We have been made aware of a new type of malicious email targeting our users and users at other educational institutes.
The script propagates itself by sending an email to a person’s contacts. Technical Services have confirmed that some EDC users have received versions of the email already, and similar attacks have been confirmed at other institutions as well. If received, users should delete the E-Mail.
How does it work?
A person receives an email from a contact (may be a contact at another university or school). The email says that the message cannot be displayed, and contains a button with the label similar to “Display Message” If the “button” is clicked, the user is taken to a website, which will attempt to load a malicious script. If the script is successfully loaded, then it will use the person’s own contacts to send out more emails of the same kind.
What does it look like?
The email subject line will often appear as if the email is part of a continuation of a conversation. The subject line may start with a “Re:” and may be about a variety of activity, anything from school activity (admissions, student clubs, scholarships) or general online activity (shopping, job applications, banking, etc.)

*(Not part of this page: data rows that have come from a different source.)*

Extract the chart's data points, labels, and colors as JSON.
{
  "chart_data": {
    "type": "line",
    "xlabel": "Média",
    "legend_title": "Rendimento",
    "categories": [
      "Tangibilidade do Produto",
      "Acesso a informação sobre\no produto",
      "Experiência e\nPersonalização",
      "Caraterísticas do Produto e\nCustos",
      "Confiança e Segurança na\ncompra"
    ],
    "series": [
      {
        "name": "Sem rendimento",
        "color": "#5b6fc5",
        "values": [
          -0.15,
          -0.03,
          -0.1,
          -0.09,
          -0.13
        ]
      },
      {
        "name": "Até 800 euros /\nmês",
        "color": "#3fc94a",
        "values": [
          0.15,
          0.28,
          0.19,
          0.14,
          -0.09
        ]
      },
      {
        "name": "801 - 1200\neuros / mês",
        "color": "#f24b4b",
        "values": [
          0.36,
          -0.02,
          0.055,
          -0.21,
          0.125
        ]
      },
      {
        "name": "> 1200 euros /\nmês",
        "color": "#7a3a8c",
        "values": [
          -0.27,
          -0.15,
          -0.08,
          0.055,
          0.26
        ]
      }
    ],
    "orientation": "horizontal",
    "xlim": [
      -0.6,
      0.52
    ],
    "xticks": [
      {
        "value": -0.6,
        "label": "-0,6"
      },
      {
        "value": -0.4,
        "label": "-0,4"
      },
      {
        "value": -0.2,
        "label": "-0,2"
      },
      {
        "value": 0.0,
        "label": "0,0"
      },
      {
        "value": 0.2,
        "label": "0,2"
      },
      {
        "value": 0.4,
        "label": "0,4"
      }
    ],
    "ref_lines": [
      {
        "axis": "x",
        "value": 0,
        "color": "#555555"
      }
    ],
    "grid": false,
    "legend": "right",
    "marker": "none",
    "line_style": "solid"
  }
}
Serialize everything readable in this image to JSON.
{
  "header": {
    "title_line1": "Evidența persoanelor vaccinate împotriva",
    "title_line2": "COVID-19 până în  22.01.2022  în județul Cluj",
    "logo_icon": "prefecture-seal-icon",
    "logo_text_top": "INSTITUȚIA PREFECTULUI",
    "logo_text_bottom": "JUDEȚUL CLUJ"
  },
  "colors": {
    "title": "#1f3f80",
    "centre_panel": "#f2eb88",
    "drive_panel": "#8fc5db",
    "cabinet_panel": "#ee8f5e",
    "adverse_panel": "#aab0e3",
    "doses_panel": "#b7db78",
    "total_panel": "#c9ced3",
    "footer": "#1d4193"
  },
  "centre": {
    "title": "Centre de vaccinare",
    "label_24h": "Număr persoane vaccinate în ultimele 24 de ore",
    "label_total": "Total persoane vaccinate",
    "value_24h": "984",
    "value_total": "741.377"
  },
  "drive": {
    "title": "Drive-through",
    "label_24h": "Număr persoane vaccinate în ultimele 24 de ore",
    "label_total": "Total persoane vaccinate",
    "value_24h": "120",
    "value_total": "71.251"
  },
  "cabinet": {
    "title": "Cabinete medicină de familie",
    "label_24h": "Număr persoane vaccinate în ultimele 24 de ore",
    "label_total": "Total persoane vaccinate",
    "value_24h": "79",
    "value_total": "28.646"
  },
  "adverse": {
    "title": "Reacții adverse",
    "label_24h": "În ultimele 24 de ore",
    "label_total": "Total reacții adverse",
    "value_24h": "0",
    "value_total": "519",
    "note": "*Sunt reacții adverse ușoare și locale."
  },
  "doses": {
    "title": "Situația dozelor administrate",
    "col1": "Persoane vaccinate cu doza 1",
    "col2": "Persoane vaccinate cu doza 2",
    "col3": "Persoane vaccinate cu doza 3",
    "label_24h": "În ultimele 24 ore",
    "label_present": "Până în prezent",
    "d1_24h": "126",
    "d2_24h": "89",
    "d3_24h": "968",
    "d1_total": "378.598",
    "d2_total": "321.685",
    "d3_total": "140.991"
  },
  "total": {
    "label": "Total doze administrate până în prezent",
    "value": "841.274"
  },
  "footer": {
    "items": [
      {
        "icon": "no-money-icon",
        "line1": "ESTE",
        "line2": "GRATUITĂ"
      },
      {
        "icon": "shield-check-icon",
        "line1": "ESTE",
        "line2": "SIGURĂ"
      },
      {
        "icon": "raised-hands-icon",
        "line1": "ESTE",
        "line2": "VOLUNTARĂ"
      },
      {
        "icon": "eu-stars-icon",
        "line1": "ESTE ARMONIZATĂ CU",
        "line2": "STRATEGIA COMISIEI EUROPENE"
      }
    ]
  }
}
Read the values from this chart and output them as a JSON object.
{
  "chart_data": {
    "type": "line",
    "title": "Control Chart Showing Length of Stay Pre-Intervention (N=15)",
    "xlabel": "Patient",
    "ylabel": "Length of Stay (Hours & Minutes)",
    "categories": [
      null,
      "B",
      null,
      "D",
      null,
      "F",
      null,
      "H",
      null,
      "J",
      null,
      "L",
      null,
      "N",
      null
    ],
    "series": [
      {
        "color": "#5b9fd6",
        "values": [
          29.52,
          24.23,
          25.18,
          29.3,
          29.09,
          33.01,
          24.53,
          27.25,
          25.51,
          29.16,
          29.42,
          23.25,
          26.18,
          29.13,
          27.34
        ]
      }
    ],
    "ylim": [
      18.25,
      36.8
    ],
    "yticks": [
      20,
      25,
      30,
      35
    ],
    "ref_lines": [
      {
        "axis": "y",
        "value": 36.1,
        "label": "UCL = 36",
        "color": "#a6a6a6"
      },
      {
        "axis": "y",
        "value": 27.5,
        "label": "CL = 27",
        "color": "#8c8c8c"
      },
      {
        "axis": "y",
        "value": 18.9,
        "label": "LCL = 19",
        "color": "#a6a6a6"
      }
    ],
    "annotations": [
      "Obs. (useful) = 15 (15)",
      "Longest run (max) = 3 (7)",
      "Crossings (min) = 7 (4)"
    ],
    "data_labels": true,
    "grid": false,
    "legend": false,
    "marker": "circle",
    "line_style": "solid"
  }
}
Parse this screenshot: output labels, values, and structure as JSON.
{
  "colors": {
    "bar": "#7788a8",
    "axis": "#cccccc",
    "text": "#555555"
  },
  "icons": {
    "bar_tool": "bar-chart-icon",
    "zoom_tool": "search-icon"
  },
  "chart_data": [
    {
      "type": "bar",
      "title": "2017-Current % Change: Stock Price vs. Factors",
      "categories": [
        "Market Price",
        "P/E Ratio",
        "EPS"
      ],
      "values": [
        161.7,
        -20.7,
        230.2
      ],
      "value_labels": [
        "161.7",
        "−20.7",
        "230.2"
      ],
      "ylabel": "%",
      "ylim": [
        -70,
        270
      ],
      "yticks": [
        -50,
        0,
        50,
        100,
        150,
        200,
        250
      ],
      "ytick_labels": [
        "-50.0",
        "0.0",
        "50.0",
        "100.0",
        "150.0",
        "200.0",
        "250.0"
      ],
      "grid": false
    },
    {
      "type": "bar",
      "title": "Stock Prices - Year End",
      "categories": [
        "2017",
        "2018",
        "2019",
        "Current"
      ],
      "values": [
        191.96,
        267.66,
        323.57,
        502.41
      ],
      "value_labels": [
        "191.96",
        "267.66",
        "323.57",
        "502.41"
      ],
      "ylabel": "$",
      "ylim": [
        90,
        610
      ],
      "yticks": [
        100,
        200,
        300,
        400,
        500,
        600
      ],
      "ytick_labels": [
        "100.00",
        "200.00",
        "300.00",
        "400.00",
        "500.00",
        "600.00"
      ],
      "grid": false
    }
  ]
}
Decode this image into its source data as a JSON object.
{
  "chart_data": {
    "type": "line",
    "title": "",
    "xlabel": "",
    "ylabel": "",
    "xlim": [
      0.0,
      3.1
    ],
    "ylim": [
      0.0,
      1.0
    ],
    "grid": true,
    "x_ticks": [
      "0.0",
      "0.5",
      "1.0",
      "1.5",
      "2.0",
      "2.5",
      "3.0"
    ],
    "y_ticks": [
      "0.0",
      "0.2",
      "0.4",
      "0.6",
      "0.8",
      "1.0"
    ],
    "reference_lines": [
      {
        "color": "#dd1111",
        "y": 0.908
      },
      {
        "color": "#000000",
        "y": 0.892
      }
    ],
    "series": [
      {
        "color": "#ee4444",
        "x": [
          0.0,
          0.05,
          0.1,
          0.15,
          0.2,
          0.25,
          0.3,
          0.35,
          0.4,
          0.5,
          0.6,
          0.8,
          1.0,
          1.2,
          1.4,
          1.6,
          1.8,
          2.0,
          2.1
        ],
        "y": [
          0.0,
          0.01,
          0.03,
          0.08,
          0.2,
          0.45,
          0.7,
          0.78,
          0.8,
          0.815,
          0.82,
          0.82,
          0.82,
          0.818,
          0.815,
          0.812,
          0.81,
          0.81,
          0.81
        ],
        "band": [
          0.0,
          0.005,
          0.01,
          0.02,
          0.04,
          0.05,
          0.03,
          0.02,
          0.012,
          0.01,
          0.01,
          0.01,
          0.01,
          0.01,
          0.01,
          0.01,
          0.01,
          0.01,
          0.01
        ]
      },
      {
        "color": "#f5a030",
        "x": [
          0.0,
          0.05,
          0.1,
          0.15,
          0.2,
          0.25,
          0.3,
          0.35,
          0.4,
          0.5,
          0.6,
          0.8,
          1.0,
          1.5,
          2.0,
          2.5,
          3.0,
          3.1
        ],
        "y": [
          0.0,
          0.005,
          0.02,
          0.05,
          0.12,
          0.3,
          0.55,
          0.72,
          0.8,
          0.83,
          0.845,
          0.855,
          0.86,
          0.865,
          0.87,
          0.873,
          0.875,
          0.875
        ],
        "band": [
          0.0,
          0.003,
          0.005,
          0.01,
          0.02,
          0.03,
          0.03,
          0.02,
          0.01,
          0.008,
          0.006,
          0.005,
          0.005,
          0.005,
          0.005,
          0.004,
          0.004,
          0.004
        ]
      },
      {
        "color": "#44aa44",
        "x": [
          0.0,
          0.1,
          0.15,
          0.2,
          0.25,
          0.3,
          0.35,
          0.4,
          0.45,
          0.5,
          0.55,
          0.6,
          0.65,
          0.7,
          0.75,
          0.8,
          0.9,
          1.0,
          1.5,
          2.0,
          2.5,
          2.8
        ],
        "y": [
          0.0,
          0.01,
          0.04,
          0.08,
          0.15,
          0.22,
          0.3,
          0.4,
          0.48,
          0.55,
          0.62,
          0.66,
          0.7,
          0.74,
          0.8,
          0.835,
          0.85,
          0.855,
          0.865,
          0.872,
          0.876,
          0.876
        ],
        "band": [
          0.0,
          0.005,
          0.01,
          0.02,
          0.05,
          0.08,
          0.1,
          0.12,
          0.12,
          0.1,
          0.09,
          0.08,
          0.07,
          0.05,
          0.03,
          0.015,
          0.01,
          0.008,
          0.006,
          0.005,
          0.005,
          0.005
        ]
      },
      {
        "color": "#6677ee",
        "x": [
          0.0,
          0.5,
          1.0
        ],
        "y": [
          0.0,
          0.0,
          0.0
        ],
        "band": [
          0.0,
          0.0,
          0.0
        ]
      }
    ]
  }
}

If you hover your mouse over the link you will see it's destination:
If you do not recognise the URL please do not click it and do not forward the message on. Please ring Technical Services on 8227 if you are still unsure.
Due to the changing nature of this attack, it is very difficult to prevent so please be extra vigilant when clicking on links in E-Mails.
If you're not sure about any E-Mail you receive, especially if you're not expecting it, please use the report message add-in located on the far right of your menu ribbon in Outlook to report the message to Microsoft.